Under the essential property subspace, the unfolding trajectories of protein G and protein L had the similar three types, which was coordinate with the fact that native state topology determines the folding mechanism. Type I with umbrella-shape had the higher appearance probability and the shortest unfolded simulation time among the three types, which might induced that this type was the preferred pathway among the multiple pathway . The shape of unfolding trajectory of type I indicated that the two proteins were fast folding two-state proteins, which was consistent with the fact that protein G and protein L are fast folding two-state kinetics proteins [18, 19]. For the similar topology, protein G and protein L had the similar unfolded state ensemble as ellipsoid.

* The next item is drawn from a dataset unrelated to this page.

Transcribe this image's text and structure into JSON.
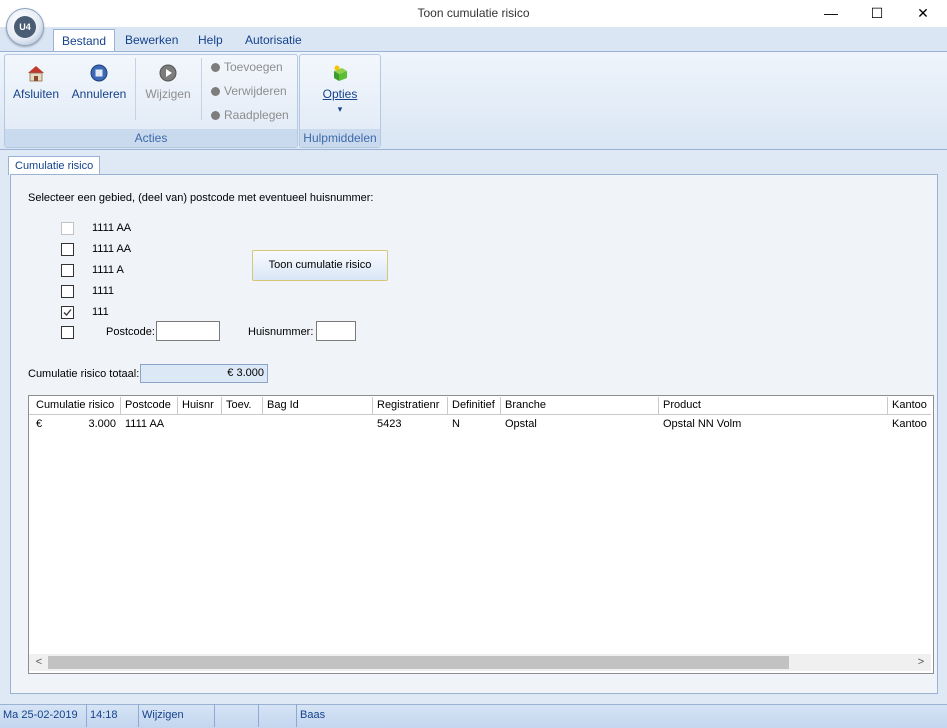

Protein G and protein L have low homology (16% sequence identity) although they share the similar native state topology. The most obvious difference for the two proteins is the α-helix orientation. In protein L the helix is almost parallel to the β-sheet, whereas in the protein G the helix runs diagonally across the sheet . Studies indicate that one of the two β-turns is largely formed and the other largely disrupted in the folding transition state. In protein L it is the N-terminal β-turn, and in the protein G the C-terminal β-turn, that is formed in the transition ensemble [7–9, 20]. However, the difference disappeared under the property space for the two proteins. The property space was constructed by physical property parameters of protein, for the two proteins, different transient states in Cartesian space might have the same physical properties. At same time, some other difference of unfolding behaviors of the two proteins was observed obviously under the property space.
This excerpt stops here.